Equation for estimation of sample size is a quadratic?

297 Views Asked by At

The equation for calculation of sample size for a prevalence study happens to be $$\ n= \frac {Z p (1-p)}{e^2}$$ where $Z$ is the $Z$ score, $e$ is the precision we want to achieve and $p$ is the 'original truth'.

So my doubt is, why is this equation a quadratic? Say the prevalence is zero, then the sample size becomes zero. The same is the case with prevalence being 100%. That means, the estimated sample size is going to be low when the prevalence is either too high or too low.

A low estimated sample size for a high prevalence makes sense but what is the rationale behind a low sample size for a low expected prevalence?
In short why is this equation a quadratic? Shouldn't it be linear? What's the derivation?

1

There are 1 best solutions below

2
On BEST ANSWER

I am attempting an answer with a partial understanding of the involved mathematics (and the subsequent intuition underneath), so please do let e know if there is any obvious error of interpretation.

INTUITIVE

The formula is maximised at $p=0.5$. The derivation of the formula is at least not related to the intuition of the quadratic nature of the parameter $n$, since the derivation directly involves plugging of the formula for Bernoulli variance which contains the $p$ terms already, causing the quadratic outcome.

The formula tells us the minimum sample size which we require, with which we can say that the prevalence we measure in the sample will be with a certain measured statistical confidence represented by $Z$. If we use a $Z$ value corresponding to a $95\text%$ confidence interval, it means that the measured prevalence in the sample will have a $95\text%$ chance of lying within $p+e$ to $p-e$. Variance of a Bernoulli distribution like this one where there are only two outcomes, can be understood, either just mathematically (purely as an outcome of well defined operations) or as the variance of the probability distribution of the means of the possible samples of size $n$ (it will be directly proportional to it as far as the $n$ is fixed).

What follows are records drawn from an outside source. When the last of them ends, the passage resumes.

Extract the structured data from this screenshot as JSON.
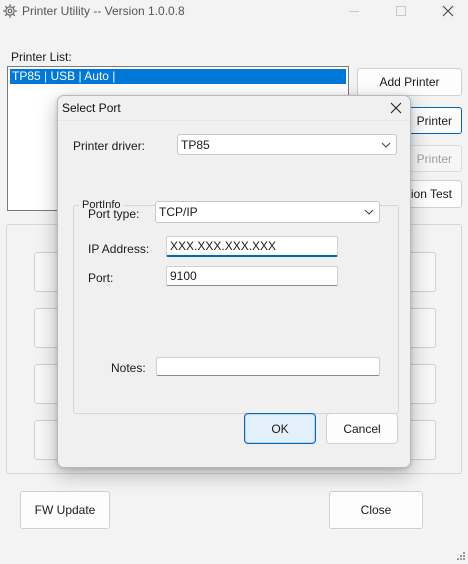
{
  "window": {
    "title": "Printer Utility -- Version 1.0.0.8",
    "icons": {
      "app": "gear-icon",
      "minimize": "minimize-icon",
      "maximize": "maximize-icon",
      "close": "close-icon"
    }
  },
  "main": {
    "printer_list_label": "Printer List:",
    "printer_list": [
      {
        "text": "TP85 | USB | Auto |",
        "selected": true
      }
    ],
    "buttons": {
      "add_printer": "Add Printer",
      "edit_printer_visible": "Printer",
      "remove_printer_visible": "Printer",
      "test_visible": "ion Test",
      "fw_update": "FW Update",
      "close": "Close"
    }
  },
  "dialog": {
    "title": "Select Port",
    "printer_driver_label": "Printer driver:",
    "printer_driver_value": "TP85",
    "portinfo_label": "PortInfo",
    "port_type_label": "Port type:",
    "port_type_value": "TCP/IP",
    "ip_label": "IP Address:",
    "ip_value": "XXX.XXX.XXX.XXX",
    "port_label": "Port:",
    "port_value": "9100",
    "notes_label": "Notes:",
    "notes_value": "",
    "ok": "OK",
    "cancel": "Cancel"
  },
  "colors": {
    "accent": "#0078d7",
    "focus_border": "#0067c0",
    "disabled_text": "#a0a0a0"
  }
}
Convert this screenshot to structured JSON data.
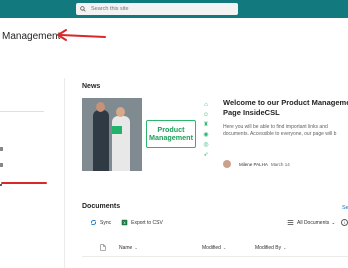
{
  "header": {
    "search_placeholder": "Search this site"
  },
  "site": {
    "title": "Management"
  },
  "news": {
    "heading": "News",
    "image_tagline": "Product Management",
    "article_title_line1": "Welcome to our Product Management",
    "article_title_line2": "Page InsideCSL",
    "article_desc": "Here you will be able to find important links and documents. Accessible to everyone, our page will b",
    "author": "Milene PALHA",
    "date": "March 14"
  },
  "documents": {
    "heading": "Documents",
    "see_all": "Se",
    "sync_label": "Sync",
    "export_label": "Export to CSV",
    "view_label": "All Documents",
    "columns": [
      "Name",
      "Modified",
      "Modified By"
    ]
  },
  "colors": {
    "suite_bar": "#127a7e",
    "annotation_arrow": "#d9282a",
    "brand_green": "#2db46d"
  }
}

This means that if you were to repeatedly sample from the given population with the same fixed size, and measure $p$ for each, and plot its distribution, the variance of this distribution will be directly proportional to the variance used in the formula. Hence, for a fixed size, the variance (the $p$ terms, which for the purpose of discussion can be assumed to be the variance of the sample-distribution also) will be directly proportional to $e^2$. This means that greater the variance (maximum at $0.5$), larger the value of $e$ needed to have the same level of statistical confidence ($Z$). It implies, that to have the same $e$ for a $p$ with a greater variance, we will need a larger sample size which again maximizes at $0.5$.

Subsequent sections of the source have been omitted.